• Conflict Minerals Rulemaking Petition
  • September 19, 2013 | Authors: Larry A. Cerutti; W. Brinkley Dickerson; David I. Meyers; Brad R. Resweber
  • Law Firms: Troutman Sanders LLP - Irvine Office ; Troutman Sanders LLP - Atlanta Office ; Troutman Sanders LLP - Richmond Office ; Troutman Sanders LLP - Atlanta Office
  • In 2012, in response to the Dodd-Frank Act, the SEC adopted rules imposing due diligence, audit and disclosure requirements with respect the manufacturing of products containing so-called "conflict minerals" -- columbite-tantalite, cassiterite, gold, wolframite, and their derivatives, tin and tungsten. These minerals are used in numerous products, ranging from cell phones and computers to cars and heavy equipment. Most companies were caught flat-footed by the rules. Some were not even aware that their products contained conflict minerals. Most, maybe even all, underestimated the efforts that would be required in order to comply. Policies needed to be drafted, products needed to be analyzed, terms and conditions of purchase needed to be revised, preliminary surveys needed to be conducted, due diligence needed to be conducted, and IT and other systems needed to be developed to track and control this entire process. The rules are even tougher on companies with substantial foreign footprints, where some of their suppliers never have heard of the conflict mineral rules and operate under very different cultures.
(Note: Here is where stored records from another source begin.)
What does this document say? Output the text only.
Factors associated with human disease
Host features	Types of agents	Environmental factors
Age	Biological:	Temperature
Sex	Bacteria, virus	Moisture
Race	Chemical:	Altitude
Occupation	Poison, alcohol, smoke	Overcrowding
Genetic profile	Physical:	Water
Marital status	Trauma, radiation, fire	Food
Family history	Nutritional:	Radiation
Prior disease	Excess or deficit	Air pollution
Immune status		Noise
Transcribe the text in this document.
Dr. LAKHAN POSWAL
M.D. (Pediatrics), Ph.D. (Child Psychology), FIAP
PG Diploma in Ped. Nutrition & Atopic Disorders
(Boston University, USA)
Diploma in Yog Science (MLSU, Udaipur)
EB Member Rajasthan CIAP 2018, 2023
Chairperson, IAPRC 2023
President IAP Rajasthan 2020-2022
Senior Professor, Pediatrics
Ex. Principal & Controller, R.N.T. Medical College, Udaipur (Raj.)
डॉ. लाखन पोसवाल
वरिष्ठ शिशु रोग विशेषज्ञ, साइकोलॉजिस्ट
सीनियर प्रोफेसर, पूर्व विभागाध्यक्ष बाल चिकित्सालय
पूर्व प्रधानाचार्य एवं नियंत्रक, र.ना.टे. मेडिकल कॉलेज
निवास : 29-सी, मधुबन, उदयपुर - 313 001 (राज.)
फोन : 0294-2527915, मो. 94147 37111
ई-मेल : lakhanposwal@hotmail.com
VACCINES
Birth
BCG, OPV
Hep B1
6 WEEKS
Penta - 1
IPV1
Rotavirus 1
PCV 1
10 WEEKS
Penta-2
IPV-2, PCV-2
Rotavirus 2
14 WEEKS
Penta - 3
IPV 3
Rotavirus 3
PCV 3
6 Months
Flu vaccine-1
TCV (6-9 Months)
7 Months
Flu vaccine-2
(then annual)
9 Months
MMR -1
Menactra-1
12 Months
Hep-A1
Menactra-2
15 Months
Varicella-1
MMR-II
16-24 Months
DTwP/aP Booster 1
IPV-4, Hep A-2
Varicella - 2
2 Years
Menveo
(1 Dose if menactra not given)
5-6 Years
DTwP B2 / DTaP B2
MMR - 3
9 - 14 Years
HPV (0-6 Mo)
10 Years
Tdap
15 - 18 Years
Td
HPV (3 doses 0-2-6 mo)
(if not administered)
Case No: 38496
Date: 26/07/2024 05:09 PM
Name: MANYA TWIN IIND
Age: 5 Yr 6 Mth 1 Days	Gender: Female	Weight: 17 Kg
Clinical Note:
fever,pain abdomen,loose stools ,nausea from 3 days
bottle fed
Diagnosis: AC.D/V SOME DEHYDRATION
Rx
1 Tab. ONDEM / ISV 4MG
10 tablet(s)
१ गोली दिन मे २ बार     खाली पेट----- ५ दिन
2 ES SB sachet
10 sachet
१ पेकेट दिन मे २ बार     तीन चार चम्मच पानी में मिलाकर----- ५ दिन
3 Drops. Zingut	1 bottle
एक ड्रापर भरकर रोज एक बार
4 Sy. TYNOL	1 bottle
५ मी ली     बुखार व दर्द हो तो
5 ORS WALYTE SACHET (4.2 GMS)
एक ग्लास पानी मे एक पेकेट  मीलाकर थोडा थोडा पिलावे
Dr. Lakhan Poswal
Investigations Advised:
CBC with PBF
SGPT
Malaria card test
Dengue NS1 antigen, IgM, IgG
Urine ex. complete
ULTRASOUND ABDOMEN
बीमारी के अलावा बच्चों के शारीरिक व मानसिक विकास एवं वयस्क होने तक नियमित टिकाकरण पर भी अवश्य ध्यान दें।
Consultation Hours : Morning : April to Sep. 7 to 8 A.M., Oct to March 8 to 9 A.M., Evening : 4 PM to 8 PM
    Although the conflict minerals rules became effective on January 1, 2013, most products on hand at January 31, 2013, were grandfathered. The first publicly filed reports under the rules, which will be due in May 2014, must cover 2013. A reasonable reading of the rules requires that companies should have had in place ever since January 1, 2013, and at all time since then, the due diligence processes required by the rules.

    Increasingly, we have become concerned that some of our clients, as well as many other public companies, are not going to be able to provide compliant reports when due for 2013. Alternatively, we believe many companies will qualify the reports to a significant degree, and the SEC may or may not accept that. Due to this concern, yesterday we filed a Petition for Rulemaking with the SEC that, in effect, requests a one-year deferral (two years for foreign operations) of the rules. Because deferrals are not favored by the SEC, we structured the Petition so that companies taking advantage of the deferral would instead be required to furnish periodic, and relatively detailed, reports on their progress toward compliance with the rules.

    Petitions for rulemaking rarely succeed at the SEC given the amount of rulemaking on their agenda and that most petitions are filed by single-interest groups that have political agendas. Whether or not the SEC is responsive to the Petition, as a matter of principle, we thought that it was the right thing to do on behalf of our clients and others.

    A copy of the Petition is available at www.sec.gov/rules/petitions.shtml.